Upon transfer, you will be provided with a leased car in accordance with the Executive car policy (MSRP value not to exceed $70,000 USD). Maintenance will be included in the terms of the lease agreement, and the Company will provide insurance on your leased vehicle. Fuel costs are expensed to the Company.

 

9.              INSURANCE AND OTHER EXECUTIVE BENEFITS

 

9.1       Upon transfer, you will participate in the Ingredion US medical benefit programs.

 

9.2       As an executive officer, you will be eligible for annual financial planning (up to $5,500/year).
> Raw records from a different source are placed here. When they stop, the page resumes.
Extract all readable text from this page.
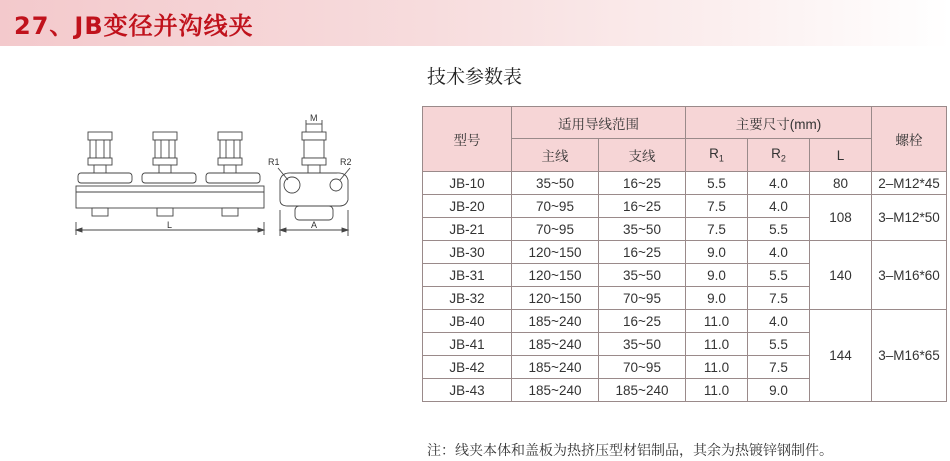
27、JB变径并沟线夹
M
R1	R2
L	A
技术参数表
型号	适用导线范围		主要尺寸(mm)			螺栓
	主线	支线	$R_1$	$R_2$	L	
JB-10	35~50	16~25	5.5	4.0	80	2–M12*45
JB-20	70~95	16~25	7.5	4.0	108	3–M12*50
JB-21	70~95	35~50	7.5	5.5		
JB-30	120~150	16~25	9.0	4.0	140	3–M16*60
JB-31	120~150	35~50	9.0	5.5		
JB-32	120~150	70~95	9.0	7.5		
JB-40	185~240	16~25	11.0	4.0	144	3–M16*65
JB-41	185~240	35~50	11.0	5.5		
JB-42	185~240	70~95	11.0	7.5		
JB-43	185~240	185~240	11.0	9.0		
注：线夹本体和盖板为热挤压型材铝制品，其余为热镀锌钢制件。
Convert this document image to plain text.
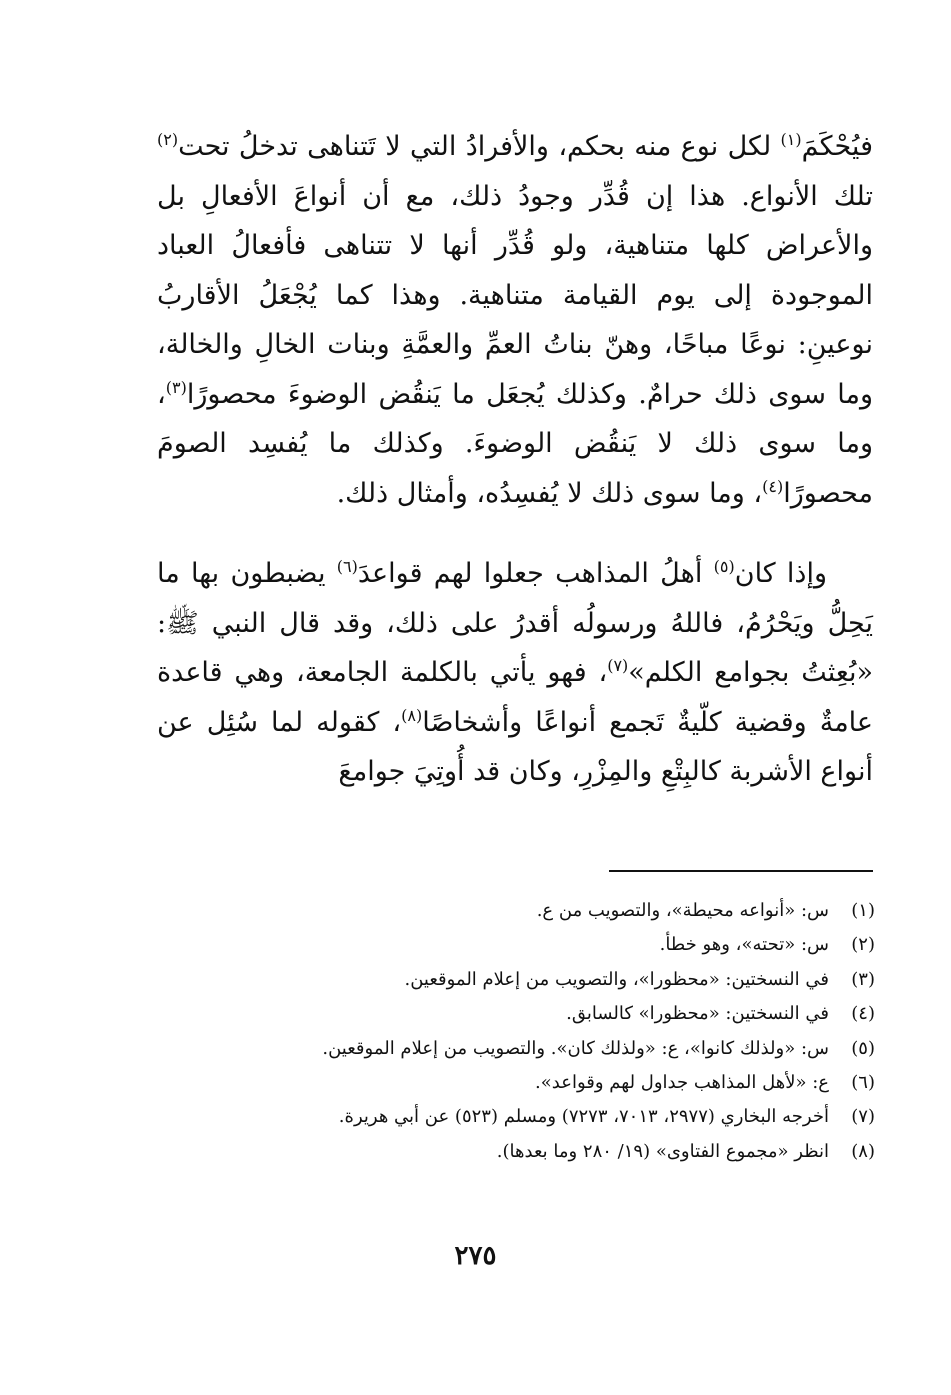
فيُحْكَمَ$^{(١)}$ لكل نوع منه بحكم، والأفرادُ التي لا تَتناهى تدخلُ تحت$^{(٢)}$ تلك الأنواع. هذا إن قُدِّر وجودُ ذلك، مع أن أنواعَ الأفعالِ بل والأعراض كلها متناهية، ولو قُدِّر أنها لا تتناهى فأفعالُ العباد الموجودة إلى يوم القيامة متناهية. وهذا كما يُجْعَلُ الأقاربُ نوعينِ: نوعًا مباحًا، وهنّ بناتُ العمِّ والعمَّةِ وبنات الخالِ والخالة، وما سوى ذلك حرامٌ. وكذلك يُجعَل ما يَنقُض الوضوءَ محصورًا$^{(٣)}$، وما سوى ذلك لا يَنقُض الوضوءَ. وكذلك ما يُفسِد الصومَ محصورًا$^{(٤)}$، وما سوى ذلك لا يُفسِدُه، وأمثال ذلك.

وإذا كان$^{(٥)}$ أهلُ المذاهب جعلوا لهم قواعدَ$^{(٦)}$ يضبطون بها ما يَحِلُّ ويَحْرُمُ، فاللهُ ورسولُه أقدرُ على ذلك، وقد قال النبي ﷺ: «بُعِثتُ بجوامع الكلم»$^{(٧)}$، فهو يأتي بالكلمة الجامعة، وهي قاعدة عامةٌ وقضية كلّيةٌ تَجمع أنواعًا وأشخاصًا$^{(٨)}$، كقوله لما سُئِل عن أنواع الأشربة كالبِتْعِ والمِزْرِ، وكان قد أُوتِيَ جوامعَ

(١)س: «أنواعه محيطة»، والتصويب من ع.
(٢)س: «تحته»، وهو خطأ.
(٣)في النسختين: «محظورا»، والتصويب من إعلام الموقعين.
(٤)في النسختين: «محظورا» كالسابق.
(٥)س: «ولذلك كانوا»، ع: «ولذلك كان». والتصويب من إعلام الموقعين.
(٦)ع: «لأهل المذاهب جداول لهم وقواعد».
(٧)أخرجه البخاري (٢٩٧٧، ٧٠١٣، ٧٢٧٣) ومسلم (٥٢٣) عن أبي هريرة.
(٨)انظر «مجموع الفتاوى» (١٩/ ٢٨٠ وما بعدها).
٢٧٥
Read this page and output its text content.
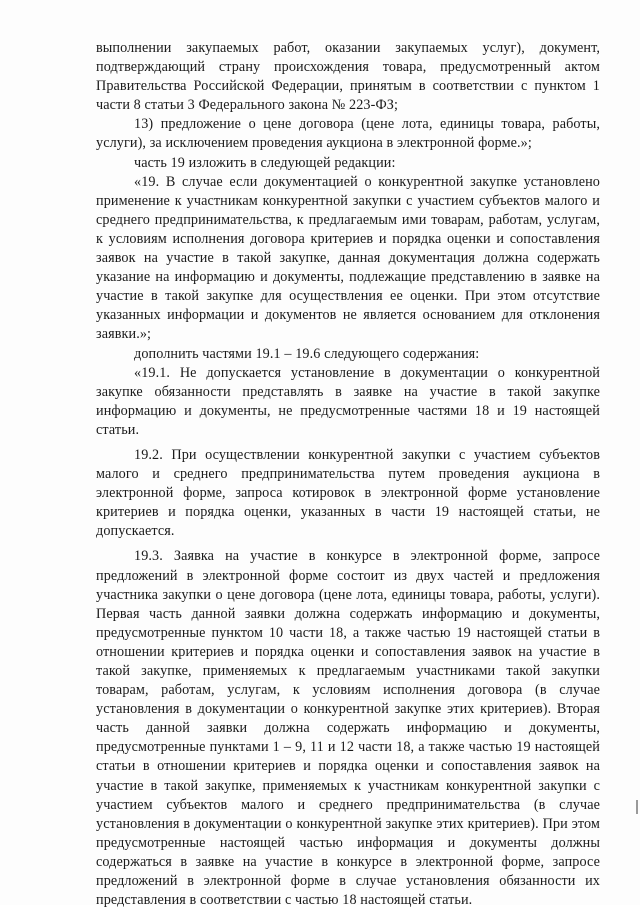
выполнении закупаемых работ, оказании закупаемых услуг), документ, подтверждающий страну происхождения товара, предусмотренный актом Правительства Российской Федерации, принятым в соответствии с пунктом 1 части 8 статьи 3 Федерального закона № 223-ФЗ;

13) предложение о цене договора (цене лота, единицы товара, работы, услуги), за исключением проведения аукциона в электронной форме.»;

часть 19 изложить в следующей редакции:

«19. В случае если документацией о конкурентной закупке установлено применение к участникам конкурентной закупки с участием субъектов малого и среднего предпринимательства, к предлагаемым ими товарам, работам, услугам, к условиям исполнения договора критериев и порядка оценки и сопоставления заявок на участие в такой закупке, данная документация должна содержать указание на информацию и документы, подлежащие представлению в заявке на участие в такой закупке для осуществления ее оценки. При этом отсутствие указанных информации и документов не является основанием для отклонения заявки.»;

дополнить частями 19.1 – 19.6 следующего содержания:

«19.1. Не допускается установление в документации о конкурентной закупке обязанности представлять в заявке на участие в такой закупке информацию и документы, не предусмотренные частями 18 и 19 настоящей статьи.

19.2. При осуществлении конкурентной закупки с участием субъектов малого и среднего предпринимательства путем проведения аукциона в электронной форме, запроса котировок в электронной форме установление критериев и порядка оценки, указанных в части 19 настоящей статьи, не допускается.

19.3. Заявка на участие в конкурсе в электронной форме, запросе предложений в электронной форме состоит из двух частей и предложения участника закупки о цене договора (цене лота, единицы товара, работы, услуги). Первая часть данной заявки должна содержать информацию и документы, предусмотренные пунктом 10 части 18, а также частью 19 настоящей статьи в отношении критериев и порядка оценки и сопоставления заявок на участие в такой закупке, применяемых к предлагаемым участниками такой закупки товарам, работам, услугам, к условиям исполнения договора (в случае установления в документации о конкурентной закупке этих критериев). Вторая часть данной заявки должна содержать информацию и документы, предусмотренные пунктами 1 – 9, 11 и 12 части 18, а также частью 19 настоящей статьи в отношении критериев и порядка оценки и сопоставления заявок на участие в такой закупке, применяемых к участникам конкурентной закупки с участием субъектов малого и среднего предпринимательства (в случае установления в документации о конкурентной закупке этих критериев). При этом предусмотренные настоящей частью информация и документы должны содержаться в заявке на участие в конкурсе в электронной форме, запросе предложений в электронной форме в случае установления обязанности их представления в соответствии с частью 18 настоящей статьи.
In addition, you will receive a comprehensive annual executive medical physical.

 

10.       VISA AND WORK PERMIT

 

The Company will assist you in obtaining a US visa and work permit for you and your spouse.

 

11.       REIMBURSEMENTS

 

Notwithstanding any provisions to the contrary in this Letter, and/or any of the other Schedules, any payments or reimbursements made to you in accordance with the terms of any and/or all of the Letters/Schedules shall be paid to the you as soon as administratively feasible after such payment or expense is earned or incurred, but in no event later than two and one-half (2 ½) months after the close of the calendar year during which such payment or expense was earned or incurred.

 

12.       LANGUAGE AND CULTURAL TRAINING

 

The Company will provide language and cultural training for you and eligible accompanying family members to assist with your integration into the new living and working environment. This may take place before or after the transfer date.